Total Hip Replacement in Dogs

By Malcolm Weir, DVM, MSc, MPH; Tammy Hunter, DVM; Robin Downing, DVM, CVPP, CCRP, DAAPM

My dog has been diagnosed with severe osteoarthritis from canine hip dysplasia. What does this mean?

Canine hip dysplasia is a developmental disorder in which the hip joint is abnormally shaped. Because of the altered biomechanics of the hip joint, osteoarthritis (degenerative joint disease) develops early, causing significant pain and disability.

I have been told my dog needs a total hip replacement. What does this surgery involve?

The hip joint is a ball and socket joint. The ball is at the top of the thigh bone (femur), and the socket (acetabulum) is in the pelvis. Total hip replacement surgery removes and replaces both the ball and socket with prostheses (artificial parts). Most canine hip replacement prostheses have a metal ball at the top of the femur that fits into a dense plastic socket. The prostheses are generally held in place using special bone cement. Some surgeons place hip prostheses that use no bone cement. These are referred to as “cementless” implants. There currently appears to be no distinct advantage between cemented versus cementless implants for the total hip replacement.

How do I know if my dog is a good candidate for total hip replacement?

The dog must be in good overall health with no other bone disease, nerve disease, or other serious medical conditions. Her skeleton must be mature, so she must be finished growing. This typically occurs between 9 and 12 months of age, sometimes later in giant breed dogs. However, total hip replacement can be performed on younger dogs when their dysplasia is too severe to wait. A board-certified veterinary surgeon can evaluate your dog’s X-rays and hip function to guide your decision making.

How will my dog be prepared for her total hip replacement, and how long will she be in the hospital?

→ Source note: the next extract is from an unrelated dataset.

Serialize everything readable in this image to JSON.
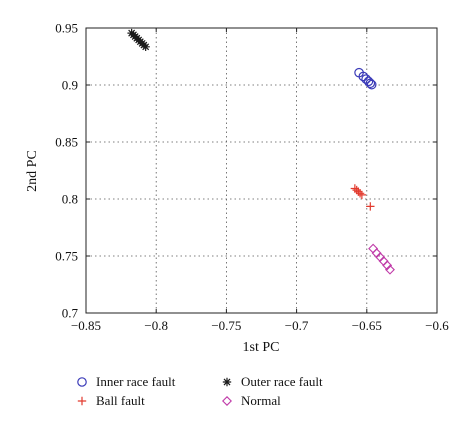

Most commonly, dogs having a total hip replacement will have a thorough examination and a blood screening profile to prepare for general anesthesia. If she is cleared for surgery, she will spend 1 to 3 days in the hospital after the surgery to get her healing off to a good start. Approximately 90-95% of dogs who have a total hip replacement do very well and end up with excellent function. All surgery carries an element of risk, but your dog's surgeon will do everything possible to prevent any problems. Hip dislocation, loosening implants, infection, and nerve damage are uncommon complications that can usually be successfully treated.

What about post-operative care for my dog?

Once your dog is released from the hospital, it is critical that she leaves her incision alone to prevent infection and speed healing. Stitches or staples will be removed in 10 to 14 days. Comprehensive pain management is also critical to get healing off to a good start. Your veterinarian can answer your questions about what's best for your dog.

Physical rehabilitation with a qualified canine rehabilitation practitioner should begin shortly after surgery. Strict activity restriction at home, along with crate confinement when she is unsupervised, are very important. The rehabilitation practitioner will instruct you on how to gradually increase your dog's activities as healing progresses. Most dogs are ready for full activity within 3 months.

Both of her hips are affected, so will she need surgery on both hips? How long must I wait between surgeries?

Approximately 80% of dogs with osteoarthritis in both hips only require one total hip replacement in order to enjoy good comfort and function. Your veterinarian and the veterinary surgeon will work with you to determine which hip should be operated on first, and then to decide if the second hip needs to be replaced as well.